The North Koreans have an elaborate scheme. They are going to make all of America’s nukes explode at once, turning the country into a horrifying apocalyptic hellscape. There is no tension here, though, since the film's CGI Washington Monument and chintzy imitation White House make it clear that the film’s budget cannot also provide the visual effects for a horrifying nuclear hellscape. There are YouTube videos as convincing as the stuff in "Olympus Has Fallen."
There are actors in the film, but there is no attempt at acting. It is more akin to sleepwalking. Gerard Butler relies on the annoying gimmick of smirking after every line. Aaron Eckhart and Morgan Freeman lazily spend the entire film sitting down, speaking words but saying nothing. Actually, nobody says much of anything, the brief exception being Melissa Leo as a Cabinet member who is dragged down the hallway whilst yelling the Pledge of Allegiance: the seconds-long sequence is just moronic enough to provoke a tiny snicker and earn the film its half-star.
There is absolutely no more drama to be mined from attacking the President or the White House. Roland Emmerich famously obliterated the building in "Independence Day" and by the time he dropped an aircraft carrier on it in "2012," the television series "24" had made it an annual tradition to imperil the Commander in Chief. The video game Call of Duty: Modern Warfare has already let players virtually shoot their way through the Oval Office. That's in addition to similar assaults on the highest office in the nation in "Mars Attacks!," "X2," "Superman 2," and "Air Force One." Nicolas Cage kidnapped the president in the sequel to "National Treasure." Slated for release in June of this year, "White House Down" will swap out Gerard Butler for the much more preferable Channing Tatum. That film's director? Also Roland Emmerich.

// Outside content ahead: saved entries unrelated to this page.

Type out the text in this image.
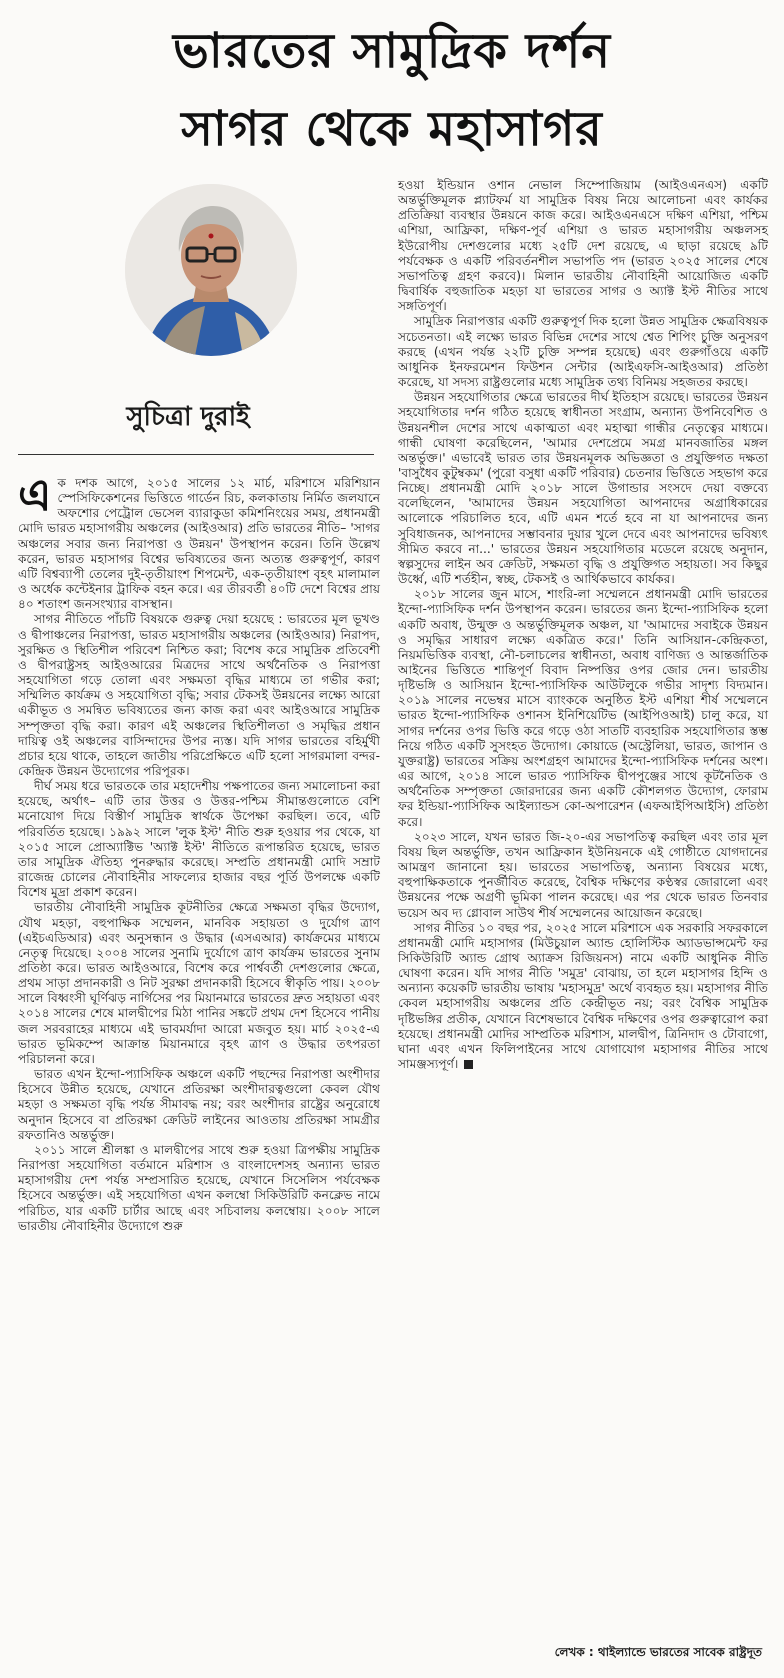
ভারতের সামুদ্রিক দর্শন
সাগর থেকে মহাসাগর
সুচিত্রা দুরাই

এক দশক আগে, ২০১৫ সালের ১২ মার্চ, মরিশাসে মরিশিয়ান স্পেসিফিকেশনের ভিত্তিতে গার্ডেন রিচ, কলকাতায় নির্মিত জলযানে অফশোর পেট্রোল ভেসেল ব্যারাকুডা কমিশনিংয়ের সময়, প্রধানমন্ত্রী মোদি ভারত মহাসাগরীয় অঞ্চলের (আইওআর) প্রতি ভারতের নীতি– 'সাগর অঞ্চলের সবার জন্য নিরাপত্তা ও উন্নয়ন' উপস্থাপন করেন। তিনি উল্লেখ করেন, ভারত মহাসাগর বিশ্বের ভবিষ্যতের জন্য অত্যন্ত গুরুত্বপূর্ণ, কারণ এটি বিশ্বব্যাপী তেলের দুই-তৃতীয়াংশ শিপমেন্ট, এক-তৃতীয়াংশ বৃহৎ মালামাল ও অর্ধেক কন্টেইনার ট্রাফিক বহন করে। এর তীরবর্তী ৪০টি দেশে বিশ্বের প্রায় ৪০ শতাংশ জনসংখ্যার বাসস্থান।

সাগর নীতিতে পাঁচটি বিষয়কে গুরুত্ব দেয়া হয়েছে : ভারতের মূল ভূখণ্ড ও দ্বীপাঞ্চলের নিরাপত্তা, ভারত মহাসাগরীয় অঞ্চলের (আইওআর) নিরাপদ, সুরক্ষিত ও স্থিতিশীল পরিবেশ নিশ্চিত করা; বিশেষ করে সামুদ্রিক প্রতিবেশী ও দ্বীপরাষ্ট্রসহ আইওআরের মিত্রদের সাথে অর্থনৈতিক ও নিরাপত্তা সহযোগিতা গড়ে তোলা এবং সক্ষমতা বৃদ্ধির মাধ্যমে তা গভীর করা; সম্মিলিত কার্যক্রম ও সহযোগিতা বৃদ্ধি; সবার টেকসই উন্নয়নের লক্ষ্যে আরো একীভূত ও সমন্বিত ভবিষ্যতের জন্য কাজ করা এবং আইওআরে সামুদ্রিক সম্পৃক্ততা বৃদ্ধি করা। কারণ এই অঞ্চলের স্থিতিশীলতা ও সমৃদ্ধির প্রধান দায়িত্ব ওই অঞ্চলের বাসিন্দাদের উপর ন্যস্ত। যদি সাগর ভারতের বহির্মুখী প্রচার হয়ে থাকে, তাহলে জাতীয় পরিপ্রেক্ষিতে এটি হলো সাগরমালা বন্দর-কেন্দ্রিক উন্নয়ন উদ্যোগের পরিপূরক।

দীর্ঘ সময় ধরে ভারতকে তার মহাদেশীয় পক্ষপাতের জন্য সমালোচনা করা হয়েছে, অর্থাৎ– এটি তার উত্তর ও উত্তর-পশ্চিম সীমান্তগুলোতে বেশি মনোযোগ দিয়ে বিস্তীর্ণ সামুদ্রিক স্বার্থকে উপেক্ষা করছিল। তবে, এটি পরিবর্তিত হয়েছে। ১৯৯২ সালে 'লুক ইস্ট' নীতি শুরু হওয়ার পর থেকে, যা ২০১৫ সালে প্রোঅ্যাক্টিভ 'অ্যাক্ট ইস্ট' নীতিতে রূপান্তরিত হয়েছে, ভারত তার সামুদ্রিক ঐতিহ্য পুনরুদ্ধার করেছে। সম্প্রতি প্রধানমন্ত্রী মোদি সম্রাট রাজেন্দ্র চোলের নৌবাহিনীর সাফল্যের হাজার বছর পূর্তি উপলক্ষে একটি বিশেষ মুদ্রা প্রকাশ করেন।

ভারতীয় নৌবাহিনী সামুদ্রিক কূটনীতির ক্ষেত্রে সক্ষমতা বৃদ্ধির উদ্যোগ, যৌথ মহড়া, বহুপাক্ষিক সম্মেলন, মানবিক সহায়তা ও দুর্যোগ ত্রাণ (এইচএডিআর) এবং অনুসন্ধান ও উদ্ধার (এসএআর) কার্যক্রমের মাধ্যমে নেতৃত্ব দিয়েছে। ২০০৪ সালের সুনামি দুর্যোগে ত্রাণ কার্যক্রম ভারতের সুনাম প্রতিষ্ঠা করে। ভারত আইওআরে, বিশেষ করে পার্শ্ববর্তী দেশগুলোর ক্ষেত্রে, প্রথম সাড়া প্রদানকারী ও নিট সুরক্ষা প্রদানকারী হিসেবে স্বীকৃতি পায়। ২০০৮ সালে বিধ্বংসী ঘূর্ণিঝড় নার্গিসের পর মিয়ানমারে ভারতের দ্রুত সহায়তা এবং ২০১৪ সালের শেষে মালদ্বীপের মিঠা পানির সঙ্কটে প্রথম দেশ হিসেবে পানীয় জল সরবরাহের মাধ্যমে এই ভাবমর্যাদা আরো মজবুত হয়। মার্চ ২০২৫-এ ভারত ভূমিকম্পে আক্রান্ত মিয়ানমারে বৃহৎ ত্রাণ ও উদ্ধার তৎপরতা পরিচালনা করে।

ভারত এখন ইন্দো-প্যাসিফিক অঞ্চলে একটি পছন্দের নিরাপত্তা অংশীদার হিসেবে উন্নীত হয়েছে, যেখানে প্রতিরক্ষা অংশীদারত্বগুলো কেবল যৌথ মহড়া ও সক্ষমতা বৃদ্ধি পর্যন্ত সীমাবদ্ধ নয়; বরং অংশীদার রাষ্ট্রের অনুরোধে অনুদান হিসেবে বা প্রতিরক্ষা ক্রেডিট লাইনের আওতায় প্রতিরক্ষা সামগ্রীর রফতানিও অন্তর্ভুক্ত।

২০১১ সালে শ্রীলঙ্কা ও মালদ্বীপের সাথে শুরু হওয়া ত্রিপক্ষীয় সামুদ্রিক নিরাপত্তা সহযোগিতা বর্তমানে মরিশাস ও বাংলাদেশসহ অন্যান্য ভারত মহাসাগরীয় দেশ পর্যন্ত সম্প্রসারিত হয়েছে, যেখানে সিসেলিস পর্যবেক্ষক হিসেবে অন্তর্ভুক্ত। এই সহযোগিতা এখন কলম্বো সিকিউরিটি কনক্লেভ নামে পরিচিত, যার একটি চার্টার আছে এবং সচিবালয় কলম্বোয়। ২০০৮ সালে ভারতীয় নৌবাহিনীর উদ্যোগে শুরু

হওয়া ইন্ডিয়ান ওশান নেভাল সিম্পোজিয়াম (আইওএনএস) একটি অন্তর্ভুক্তিমূলক প্ল্যাটফর্ম যা সামুদ্রিক বিষয় নিয়ে আলোচনা এবং কার্যকর প্রতিক্রিয়া ব্যবস্থার উন্নয়নে কাজ করে। আইওএনএসে দক্ষিণ এশিয়া, পশ্চিম এশিয়া, আফ্রিকা, দক্ষিণ-পূর্ব এশিয়া ও ভারত মহাসাগরীয় অঞ্চলসহ ইউরোপীয় দেশগুলোর মধ্যে ২৫টি দেশ রয়েছে, এ ছাড়া রয়েছে ৯টি পর্যবেক্ষক ও একটি পরিবর্তনশীল সভাপতি পদ (ভারত ২০২৫ সালের শেষে সভাপতিত্ব গ্রহণ করবে)। মিলান ভারতীয় নৌবাহিনী আয়োজিত একটি দ্বিবার্ষিক বহুজাতিক মহড়া যা ভারতের সাগর ও অ্যাক্ট ইস্ট নীতির সাথে সঙ্গতিপূর্ণ।

সামুদ্রিক নিরাপত্তার একটি গুরুত্বপূর্ণ দিক হলো উন্নত সামুদ্রিক ক্ষেত্রবিষয়ক সচেতনতা। এই লক্ষ্যে ভারত বিভিন্ন দেশের সাথে শ্বেত শিপিং চুক্তি অনুসরণ করছে (এখন পর্যন্ত ২২টি চুক্তি সম্পন্ন হয়েছে) এবং গুরুগাঁওয়ে একটি আধুনিক ইনফরমেশন ফিউশন সেন্টার (আইএফসি-আইওআর) প্রতিষ্ঠা করেছে, যা সদস্য রাষ্ট্রগুলোর মধ্যে সামুদ্রিক তথ্য বিনিময় সহজতর করছে।

উন্নয়ন সহযোগিতার ক্ষেত্রে ভারতের দীর্ঘ ইতিহাস রয়েছে। ভারতের উন্নয়ন সহযোগিতার দর্শন গঠিত হয়েছে স্বাধীনতা সংগ্রাম, অন্যান্য উপনিবেশিত ও উন্নয়নশীল দেশের সাথে একাত্মতা এবং মহাত্মা গান্ধীর নেতৃত্বের মাধ্যমে। গান্ধী ঘোষণা করেছিলেন, 'আমার দেশপ্রেমে সমগ্র মানবজাতির মঙ্গল অন্তর্ভুক্ত।' এভাবেই ভারত তার উন্নয়নমূলক অভিজ্ঞতা ও প্রযুক্তিগত দক্ষতা 'বাসুধৈব কুটুম্বকম' (পুরো বসুধা একটি পরিবার) চেতনার ভিত্তিতে সহভাগ করে নিচ্ছে। প্রধানমন্ত্রী মোদি ২০১৮ সালে উগান্ডার সংসদে দেয়া বক্তব্যে বলেছিলেন, 'আমাদের উন্নয়ন সহযোগিতা আপনাদের অগ্রাধিকারের আলোকে পরিচালিত হবে, এটি এমন শর্তে হবে না যা আপনাদের জন্য সুবিধাজনক, আপনাদের সম্ভাবনার দুয়ার খুলে দেবে এবং আপনাদের ভবিষ্যৎ সীমিত করবে না...' ভারতের উন্নয়ন সহযোগিতার মডেলে রয়েছে অনুদান, স্বল্পসুদের লাইন অব ক্রেডিট, সক্ষমতা বৃদ্ধি ও প্রযুক্তিগত সহায়তা। সব কিছুর উর্ধ্বে, এটি শর্তহীন, স্বচ্ছ, টেকসই ও আর্থিকভাবে কার্যকর।

২০১৮ সালের জুন মাসে, শাংরি-লা সম্মেলনে প্রধানমন্ত্রী মোদি ভারতের ইন্দো-প্যাসিফিক দর্শন উপস্থাপন করেন। ভারতের জন্য ইন্দো-প্যাসিফিক হলো একটি অবাধ, উন্মুক্ত ও অন্তর্ভুক্তিমূলক অঞ্চল, যা 'আমাদের সবাইকে উন্নয়ন ও সমৃদ্ধির সাধারণ লক্ষ্যে একত্রিত করে।' তিনি আসিয়ান-কেন্দ্রিকতা, নিয়মভিত্তিক ব্যবস্থা, নৌ-চলাচলের স্বাধীনতা, অবাধ বাণিজ্য ও আন্তর্জাতিক আইনের ভিত্তিতে শান্তিপূর্ণ বিবাদ নিষ্পত্তির ওপর জোর দেন। ভারতীয় দৃষ্টিভঙ্গি ও আসিয়ান ইন্দো-প্যাসিফিক আউটলুকে গভীর সাদৃশ্য বিদ্যমান। ২০১৯ সালের নভেম্বর মাসে ব্যাংককে অনুষ্ঠিত ইস্ট এশিয়া শীর্ষ সম্মেলনে ভারত ইন্দো-প্যাসিফিক ওশানস ইনিশিয়েটিভ (আইপিওআই) চালু করে, যা সাগর দর্শনের ওপর ভিত্তি করে গড়ে ওঠা সাতটি ব্যবহারিক সহযোগিতার স্তম্ভ নিয়ে গঠিত একটি সুসংহত উদ্যোগ। কোয়াডে (অস্ট্রেলিয়া, ভারত, জাপান ও যুক্তরাষ্ট্র) ভারতের সক্রিয় অংশগ্রহণ আমাদের ইন্দো-প্যাসিফিক দর্শনের অংশ। এর আগে, ২০১৪ সালে ভারত প্যাসিফিক দ্বীপপুঞ্জের সাথে কূটনৈতিক ও অর্থনৈতিক সম্পৃক্ততা জোরদারের জন্য একটি কৌশলগত উদ্যোগ, ফোরাম ফর ইন্ডিয়া-প্যাসিফিক আইল্যান্ডস কো-অপারেশন (এফআইপিআইসি) প্রতিষ্ঠা করে।

২০২৩ সালে, যখন ভারত জি-২০-এর সভাপতিত্ব করছিল এবং তার মূল বিষয় ছিল অন্তর্ভুক্তি, তখন আফ্রিকান ইউনিয়নকে এই গোষ্ঠীতে যোগদানের আমন্ত্রণ জানানো হয়। ভারতের সভাপতিত্ব, অন্যান্য বিষয়ের মধ্যে, বহুপাক্ষিকতাকে পুনর্জীবিত করেছে, বৈশ্বিক দক্ষিণের কণ্ঠস্বর জোরালো এবং উন্নয়নের পক্ষে অগ্রণী ভূমিকা পালন করেছে। এর পর থেকে ভারত তিনবার ভয়েস অব দ্য গ্লোবাল সাউথ শীর্ষ সম্মেলনের আয়োজন করেছে।

সাগর নীতির ১০ বছর পর, ২০২৫ সালে মরিশাসে এক সরকারি সফরকালে প্রধানমন্ত্রী মোদি মহাসাগর (মিউচুয়াল অ্যান্ড হোলিস্টিক অ্যাডভান্সমেন্ট ফর সিকিউরিটি অ্যান্ড গ্রোথ অ্যাক্রস রিজিয়নস) নামে একটি আধুনিক নীতি ঘোষণা করেন। যদি সাগর নীতি 'সমুদ্র' বোঝায়, তা হলে মহাসাগর হিন্দি ও অন্যান্য কয়েকটি ভারতীয় ভাষায় 'মহাসমুদ্র' অর্থে ব্যবহৃত হয়। মহাসাগর নীতি কেবল মহাসাগরীয় অঞ্চলের প্রতি কেন্দ্রীভূত নয়; বরং বৈশ্বিক সামুদ্রিক দৃষ্টিভঙ্গির প্রতীক, যেখানে বিশেষভাবে বৈশ্বিক দক্ষিণের ওপর গুরুত্বারোপ করা হয়েছে। প্রধানমন্ত্রী মোদির সাম্প্রতিক মরিশাস, মালদ্বীপ, ত্রিনিদাদ ও টোবাগো, ঘানা এবং এখন ফিলিপাইনের সাথে যোগাযোগ মহাসাগর নীতির সাথে সামঞ্জস্যপূর্ণ।

লেখক : থাইল্যান্ডে ভারতের সাবেক রাষ্ট্রদূত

Maybe one day, American studios will have the audacity to kill the President, but it is not this day. At some point in "Olympus Has Fallen," after some supposedly shocking thing, Morgan Freeman reclines in his chair, head tilted, mouth slightly agape, eyes glazed over. He's supposed to seem paralyzed with shock, but maybe he just already knows the outcome of this film and is likewise bored into a stupor.
The act of reviewing "Olympus Has Fallen"—not the film itself—is frustrating. There is nothing to say about this film. Why are you still here? Spring has sprung, and there are lives to be lived and songs to be sung. Do not see "Olympus Has Fallen." Let it fade away and wither to dust.